È però in particolare sulla cristologia di Bonhoeffer che l'A. si sofferma, in quanto in lui l'articolazione della relazione fra Dio e il mondo si fa anche biograficamente tragica (4. Cristo, creazione e comunità: la cristologia all'ombra dell'Anticristo). Bonhoeffer è presentato come il tentativo di una sintesi fra l'istanza calvinista di non travolgere Dio nelle vicende del mondo (Dio è Dio) e l'istanza luterana di vederlo però completamente presente e coinvolto. Il Cristo di Bonhoeffer non interrompe l'uomo e non compete con lui, ma si rende presente nella forma complessa della comunità. Ancora una volta è nella chiesa che la rappresentanza (Stellvertretung) di Cristo si rende presente come solidarietà incondizionata alla creazione.
L'intero percorso è infine ripreso da due ultimi testimoni inaspettati. Il primo è il cattolico Przywara (Conclusione: Cristo cuore della creazione: la tensione in metafisica e in teologia)il quale, nella sua formulazione in e oltre (non accanto), propone una presenza di Dio che non si sostituisce al mondo, ma si manifesta nella vita del mondo. Questo autore permette di aprire lo sguardo alla grammatica stessa sottesa all'impostazione del libro.

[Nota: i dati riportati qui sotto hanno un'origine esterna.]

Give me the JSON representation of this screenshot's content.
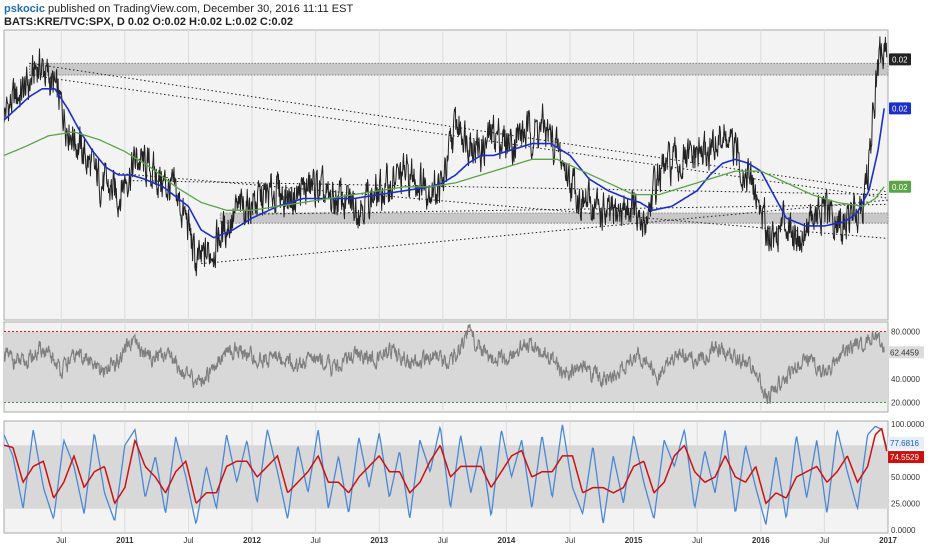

A fronte di una presenza non competitiva di Dio in e oltre la creazione, la metafisica stessa si presenterà come discorso non competitivo. Il discorso teologico-metafisico non è un discorso accanto agli altri ma si fa presente in due modi: da una parte come metodo, come orizzonte di ogni pensare e discorrere; dall'altra come vita, realizzazione concreta (la prospettiva è sempre ecclesiale).
Ancora più inaspettato il secondo testimone, ovvero Wittgenstein (come interprete di Kierkegaard): anche per lui il discorso metafisico e religioso non è linguaggio storico, informativo, discorso accanto ad altri discorsi, ma piuttosto un fatto estetico, un metodo di lettura globale della realtà, che non propone singole interpretazioni concorrenti dei singoli eventi, ma offre piuttosto un orizzonte generale di possibilità e senso.
Si tratta pertanto di un'opera tecnica e affascinante, molto colta, che sostiene una prospettiva e una tesi. Sembra astratta, ma riguarda invece qualcosa di molto concreto per il credente, ovvero il modo in cui percepisce la presenza e l'azione di Dio, che non può e non deve essere immaginata come giustapposta alla presenza e all'azione delle creature.
Dal punto di vista teologico si tratta di un'impostazione molto classica e corretta. Tuttavia, proprio sul versante spirituale rischia di non essere sempre sufficientemente attenta alla posizione avversa. Le impostazioni che tendono a presentare Dio come attore di-fronte-e-accanto e quindi l'umanità di Gesù come giustapposta o parallela alla presenza divina (da Lutero a Scoto agli antiocheni), presentano certamente delle fragilità teologiche, e tuttavia non sono semplicemente momenti di debolezza teorica, ma cercano di rendere un'esperienza spirituale che può forse essere meglio onorata, proprio nel momento in cui la si vuole contestare.